Burrard Arts Foundation presents Returning Tenderly Triumphant by North Vancouver-based artist Parvin Peivandi. A culmination of her summer studio residency at BAF, the exhibition consists of a suite of new sculptural works that combine seemingly opposed materials, fusing worn found textiles with sharp metal sheeting and brightly pigmented beeswax.
Peivandi works to find analogy between the human body and these materials. She relates strongly to the tribal rugs that she has collected from many trips to Iran over the past decade, transported throughout the years to her various studios in Chicago and in the Vancouver area. These woven textiles hold cultural codes, of nomadic life in Iran and, more broadly, of women’s skill and struggle. They reflect Peivandi’s own experiences of travel and immigration, of moving away from traditional society into unfamiliar and often discomforting terrain.
The textiles press against, support and are supported by steel forms—a more aggressive material with architectural and military associations. For Peivandi, the steel represents fear and superiority. As a woman in Iran, she was denied access to metalworking, and now works to reclaim it—to create a closeness between her body and the metal, a harmony between fabric and steel. Each angular plate has been shaped and folded by her own hands and exertion.
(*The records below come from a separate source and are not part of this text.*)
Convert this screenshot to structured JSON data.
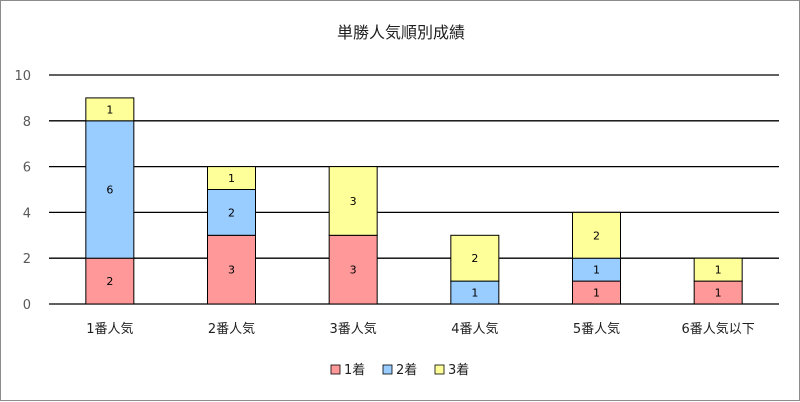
{
  "chart_data": {
    "type": "bar",
    "stacked": true,
    "title": "単勝人気順別成績",
    "categories": [
      "1番人気",
      "2番人気",
      "3番人気",
      "4番人気",
      "5番人気",
      "6番人気以下"
    ],
    "series": [
      {
        "name": "1着",
        "values": [
          2,
          3,
          3,
          0,
          1,
          1
        ],
        "color": "#ff9999"
      },
      {
        "name": "2着",
        "values": [
          6,
          2,
          0,
          1,
          1,
          0
        ],
        "color": "#99ccff"
      },
      {
        "name": "3着",
        "values": [
          1,
          1,
          3,
          2,
          2,
          1
        ],
        "color": "#ffff99"
      }
    ],
    "ylim": [
      0,
      10
    ],
    "yticks": [
      "0",
      "2",
      "4",
      "6",
      "8",
      "10"
    ],
    "grid": true,
    "legend_position": "bottom",
    "xlabel": "",
    "ylabel": ""
  }
}
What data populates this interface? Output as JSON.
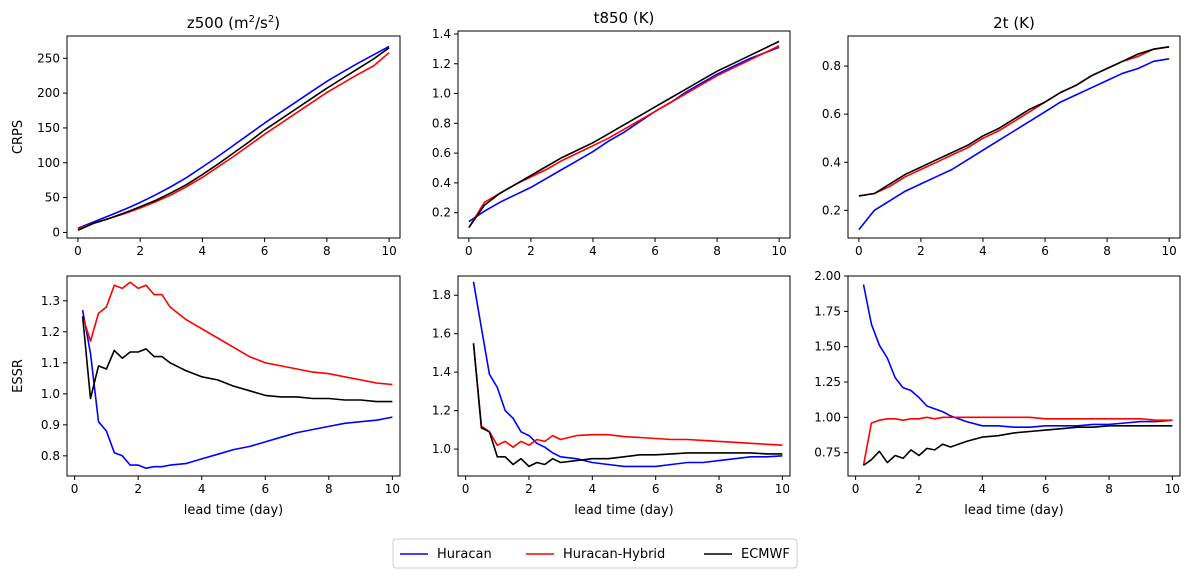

Through her practice, by working to establish a link between the body and these works, Peivandi creates common ground between her own body and the body of the individual. Embracing ideas of the body as object, the sculptures in Returning Tenderly Triumphant acknowledge the precarity of individual lives, in particular the lives of people from the Middle East. Through the intensity of Peivandi’s personal investment, however, the works champion grit and tenacity, each one representing a measurable triumph.